You've probably thought about their stories before, just as I have. But I think it's valuable to look at their examples even if we have studied them time and time again.
I can't imagine sitting at home, probably doing your everyday work and dreaming about your upcoming marriage, and then having an angel of the Lord suddenly appear. I'm not sure what my reaction would be, but I don't think it would have been the same as Mary's. Luke 1:29 tells us that "Mary was greatly troubled by his [the angel's] words and wondered what kind of greeting this might be." Greatly troubled by his words? I think I would have been more shook up by his sudden appearance!
After Gabriel told her that she would give birth to the Son of God and explained how it would happen, Mary responded by surrendering her life to God's control: "I am the Lord's servant.... May it be to me as you have said" (Luke 1:38).
Mary didn't mention how inconvenient this unplanned pregnancy would be to her wedding plans. She didn't protest to Gabriel that as an unmarried pregnant woman, she could be stoned under Jewish law. She took what the angel told her, and she accepted it. She put herself at God's disposal.
Not my will, Mary basically said, but Yours be done.
Things couldn't have been easy for Mary. We get no indication from Scripture about her parents or their reactions to what was going on.
So what a blessing it was that Gabriel told Mary that her cousin Elizabeth was also going to have a baby in seemingly impossible circumstances. We see in Luke 1:39 that Mary hurried to go see Elizabeth. Who better to help Mary not only contemplate what God was doing in her life but also share in the joy and wonder of this child who was to be the Messiah of the world?
Elizabeth conceived John in her old age. Before this, she was barren. Imagine how difficult that would be in a culture where a barren woman was considered disgraced and cursed by God.
I'm sure Elizabeth felt alone.
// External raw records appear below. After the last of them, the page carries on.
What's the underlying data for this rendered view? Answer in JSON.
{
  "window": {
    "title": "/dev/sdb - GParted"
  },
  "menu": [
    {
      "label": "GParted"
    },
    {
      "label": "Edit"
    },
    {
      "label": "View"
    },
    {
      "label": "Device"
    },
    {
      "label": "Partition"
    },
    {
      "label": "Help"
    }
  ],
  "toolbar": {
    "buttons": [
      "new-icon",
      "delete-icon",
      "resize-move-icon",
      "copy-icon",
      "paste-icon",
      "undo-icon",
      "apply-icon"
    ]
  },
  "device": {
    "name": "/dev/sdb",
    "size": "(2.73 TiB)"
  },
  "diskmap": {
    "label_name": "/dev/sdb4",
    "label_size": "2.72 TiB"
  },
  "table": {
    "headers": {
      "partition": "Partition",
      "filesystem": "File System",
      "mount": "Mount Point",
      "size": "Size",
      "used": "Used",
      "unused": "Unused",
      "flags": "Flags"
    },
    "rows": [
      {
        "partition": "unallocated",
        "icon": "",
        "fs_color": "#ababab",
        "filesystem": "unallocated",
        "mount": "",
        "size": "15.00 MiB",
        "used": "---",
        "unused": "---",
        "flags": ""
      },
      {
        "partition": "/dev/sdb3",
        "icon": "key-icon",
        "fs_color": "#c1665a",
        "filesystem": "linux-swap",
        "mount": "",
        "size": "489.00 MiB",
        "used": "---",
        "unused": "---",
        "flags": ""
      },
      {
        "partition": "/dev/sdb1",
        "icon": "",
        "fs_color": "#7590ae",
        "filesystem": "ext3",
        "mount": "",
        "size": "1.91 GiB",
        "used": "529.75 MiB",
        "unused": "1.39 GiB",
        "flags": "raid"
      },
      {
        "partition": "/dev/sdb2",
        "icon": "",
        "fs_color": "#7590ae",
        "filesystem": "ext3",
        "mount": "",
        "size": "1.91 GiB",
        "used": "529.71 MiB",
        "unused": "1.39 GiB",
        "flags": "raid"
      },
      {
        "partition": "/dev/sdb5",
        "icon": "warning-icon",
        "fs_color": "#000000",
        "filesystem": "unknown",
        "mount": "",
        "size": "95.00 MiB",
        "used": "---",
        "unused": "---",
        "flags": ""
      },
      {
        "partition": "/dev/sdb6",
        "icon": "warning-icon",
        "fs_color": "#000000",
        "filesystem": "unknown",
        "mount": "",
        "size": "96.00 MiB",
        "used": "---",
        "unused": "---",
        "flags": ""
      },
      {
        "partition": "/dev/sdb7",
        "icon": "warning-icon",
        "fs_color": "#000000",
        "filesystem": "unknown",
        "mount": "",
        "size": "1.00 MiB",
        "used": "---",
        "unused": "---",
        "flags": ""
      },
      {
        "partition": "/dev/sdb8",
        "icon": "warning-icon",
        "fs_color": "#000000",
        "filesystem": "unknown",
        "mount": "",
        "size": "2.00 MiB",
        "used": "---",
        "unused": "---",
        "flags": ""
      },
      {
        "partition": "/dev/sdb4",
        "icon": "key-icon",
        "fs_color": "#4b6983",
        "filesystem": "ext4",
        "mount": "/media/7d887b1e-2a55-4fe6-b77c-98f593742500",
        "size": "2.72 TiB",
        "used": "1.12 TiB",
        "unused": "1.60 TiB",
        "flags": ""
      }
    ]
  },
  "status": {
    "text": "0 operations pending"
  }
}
Alone with no children or grandchildren to care for. Alone in her community surrounded by other women who bore child after child, while her baby never came. How did Elizabeth respond to all of this? The Bible doesn't tell us. But we do see her response when she found out she was pregnant.
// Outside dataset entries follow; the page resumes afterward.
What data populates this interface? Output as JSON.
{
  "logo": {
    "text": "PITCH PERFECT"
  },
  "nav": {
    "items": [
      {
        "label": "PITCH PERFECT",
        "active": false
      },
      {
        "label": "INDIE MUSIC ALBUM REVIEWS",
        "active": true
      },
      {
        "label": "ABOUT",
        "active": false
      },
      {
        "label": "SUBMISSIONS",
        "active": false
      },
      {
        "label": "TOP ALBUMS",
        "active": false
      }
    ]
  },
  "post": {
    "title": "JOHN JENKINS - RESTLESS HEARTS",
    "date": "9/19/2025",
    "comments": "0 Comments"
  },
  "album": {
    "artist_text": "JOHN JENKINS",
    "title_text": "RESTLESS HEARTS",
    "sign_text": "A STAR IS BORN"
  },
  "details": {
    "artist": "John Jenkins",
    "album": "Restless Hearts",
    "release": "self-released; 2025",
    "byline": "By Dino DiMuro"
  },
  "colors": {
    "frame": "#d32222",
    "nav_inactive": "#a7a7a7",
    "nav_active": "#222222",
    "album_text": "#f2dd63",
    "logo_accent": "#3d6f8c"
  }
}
The Lord has done this for me. . . . In these days he has shown his favor and taken away my disgrace among the people (Luke 1:25).
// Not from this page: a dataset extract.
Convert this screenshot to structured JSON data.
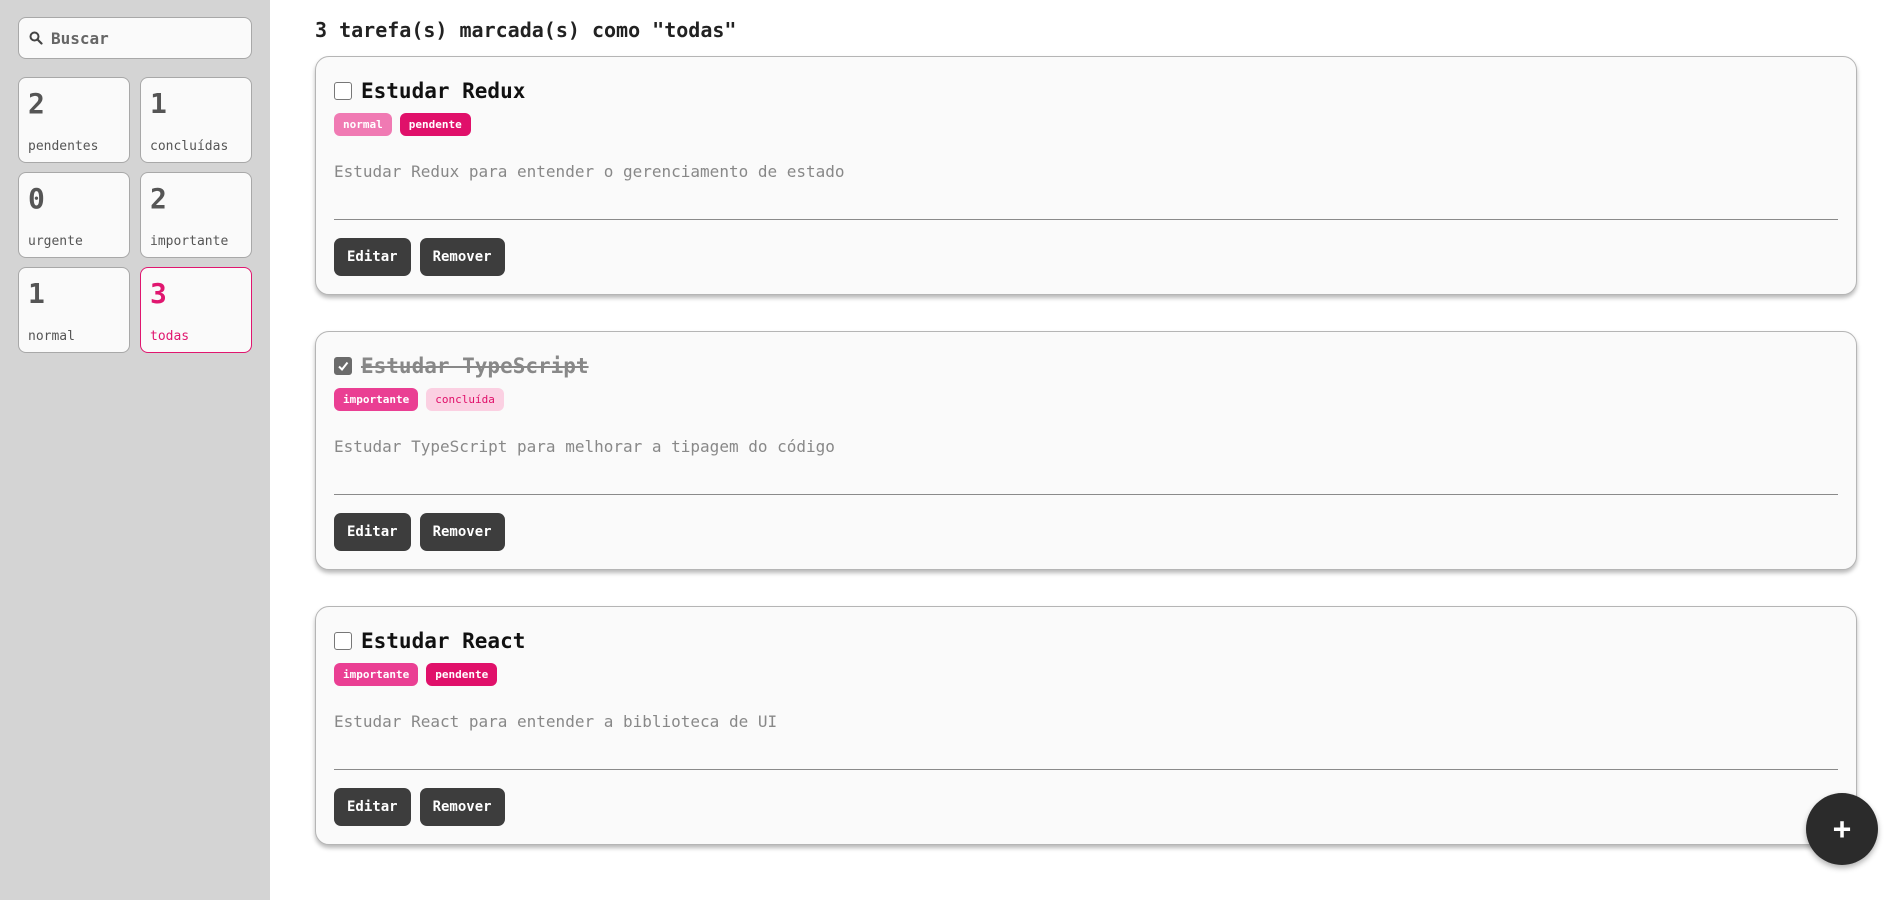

Elizabeth chose to praise God. She could have dwelt on the past, that it had taken this long for God to give her a child. Or she could have chosen to think about what she might miss having a child this late in life—we don't know how long she lived after John was born.
Instead Elizabeth chose to praise God for the favor He had bestowed on her. She recognized this was His plan for her, and she rejoiced in it. And she understood that she had been blessed to carry the forerunner for the Messiah—what an honor indeed!
When Mary arrived, Elizabeth felt the baby leap in her womb and was "filled with the Holy Spirit" (Luke 1:41). I imagine that her five months of seclusion and time to reflect upon this blessing from God helped to prepare her to recognize the Messiah carried in Mary's womb. After all, who was she going to talk to? Zecharaiah, who had been struck silent by the angel Gabriel? Mary's visit was a welcome one, I'm sure.
Both Mary and Elizabeth chose to respond to God's working in their lives with acceptance and joy. They surrendered their own plans, their own desires, and submitted to God's will.
What impresses you most about Mary and Elizabeth's examples? What other true women of God do you think about at Christmastime?